Nothing captured the sheer excitement of air travel at the dawn of the Jet Age like the colorful and dramatic ads appearing in print media of that era. In this new AirlineRatings series, Editor Mike Machat takes us on a nostalgic tour of some of the world’s greatest airline ads, giving an ‘inside look’ at the creative process used to create these fabulous aviation images.
Any classic airline ad of the mid 20th Century began with a concept developed by the Art Director in an advertising agency’s art department. These talented visionaries were responsible for the overall mood, content, and visual impact of the ad, and in our first example, we see a group of elegant passengers boarding a Douglas DC-8 jetliner which was just then entering airline service.
Let’s start with the copy, written to capture the exhilaration of traveling aboard a new jet-powered airliner. Passenger-pleasing features like “large windows,” “individual reading lights,” “deep, high-backed seats,” and “extra soundproofing” invite you to climb aboard. Then there’s the impressive list of DC-8 operators. Yet as good as all this copy may be, it’s there to support the illustration, and this is where ads of the 1950s truly excelled.
Using the popular vogue of peering down from a control tower, observation deck, or other high vantage point, we see First Class passengers walking down the obligatory red carpet, complete with stanchions, to the boarding stairs of the jet. All aspects of travel are depicted here, with two dapper well-dressed businessmen leading the way, followed by possibly a movie star, a vacationing couple, and other assorted passengers.
The artist hired to create this illustration plays with reality to give the viewer a dramatic and compelling image, and this is always the fun part of analyzing these classic advertisements. First, look at the engine nacelle featured so prominently in this scene. Douglas DC-8s were actually 150 feet long, yet the wing on this jet would be a scant 20 feet aft of the L1 door.
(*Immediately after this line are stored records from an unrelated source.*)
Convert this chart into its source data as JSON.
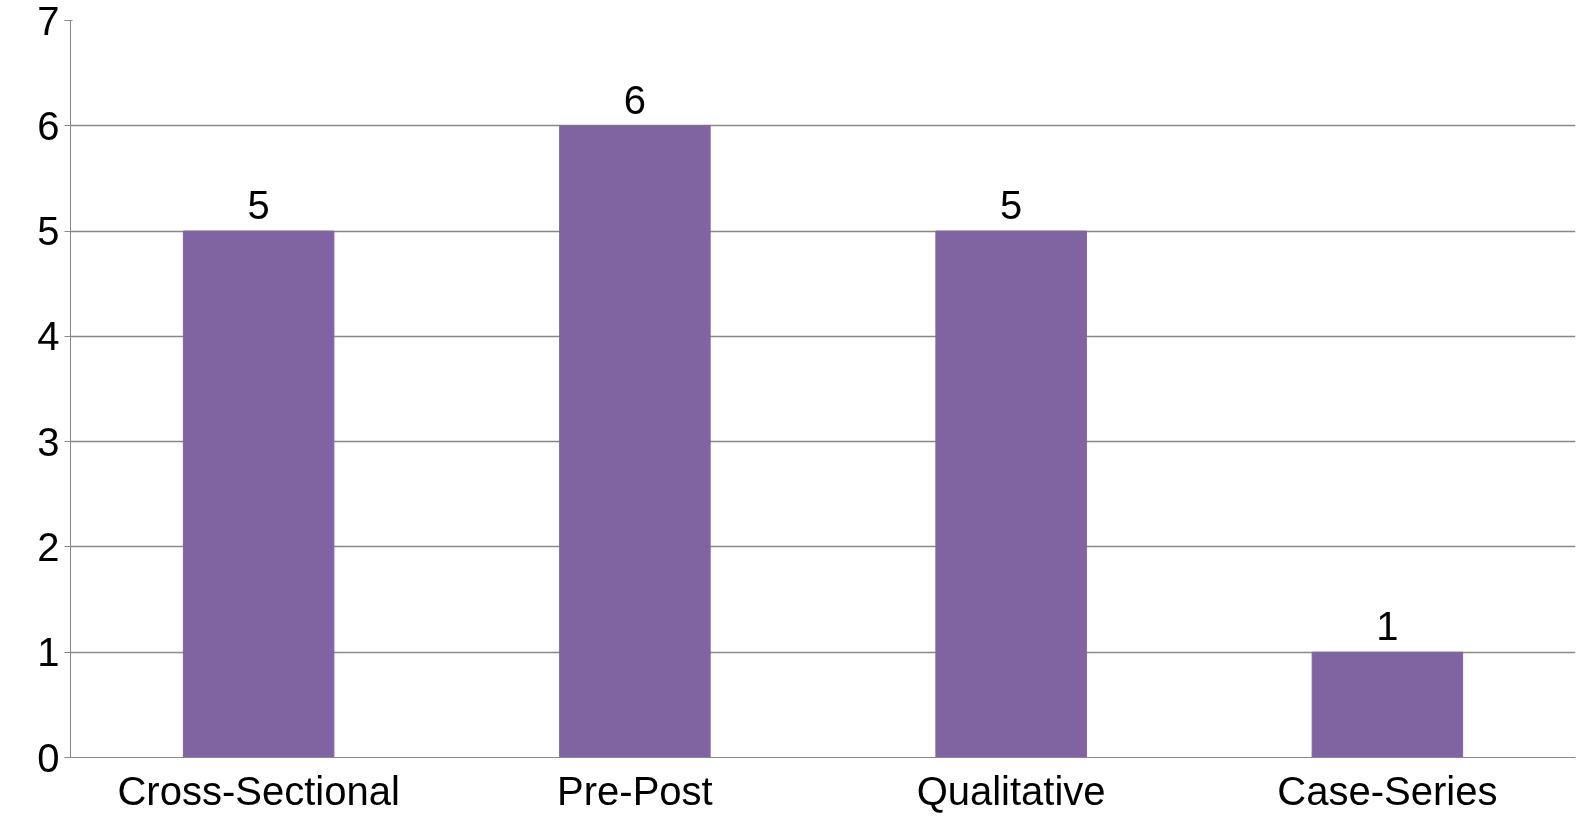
{
  "chart_data": {
    "type": "bar",
    "categories": [
      "Cross-Sectional",
      "Pre-Post",
      "Qualitative",
      "Case-Series"
    ],
    "values": [
      5,
      6,
      5,
      1
    ],
    "color": "#8064a2",
    "ylim": [
      0,
      7
    ],
    "yticks": [
      0,
      1,
      2,
      3,
      4,
      5,
      6,
      7
    ],
    "grid": "y",
    "data_labels": true
  }
}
Second, the passenger’s shadows are ‘designed’ for best impact. If plotted accurately, the movie star’s shadow would merge with the dark suit and head of the businessman holding the umbrella (which is somehow missing from his shadow). The flight attendant’s shadow is missing entirely. Why? If it were there, it would distract from the passengers because of its harsh contrast with the white boarding stairs.
And finally, there’s the highly effective use of light-and-dark contrasting shapes with primary colors – red carpet, blue tarmac (and woman’s coat at upper left), plus a variety of yellow and beige accents. The diagonal red carpet provides a strong visual device as well. These elements are all carefully designed to grab the viewer’s attention and make your eye travel around and through the intricate composition.
Do the technical inaccuracies really matter? No, not at all. Both the artist and Art Director have only one objective in creating this scene, and that’s to make you stop and look at the image, read the copy, then reach for the phone and call your travel agent to book a flight. It’s just that simple. Judging from the great boom in air travel during the early 1960s, I’d say this ad was highly effective indeed.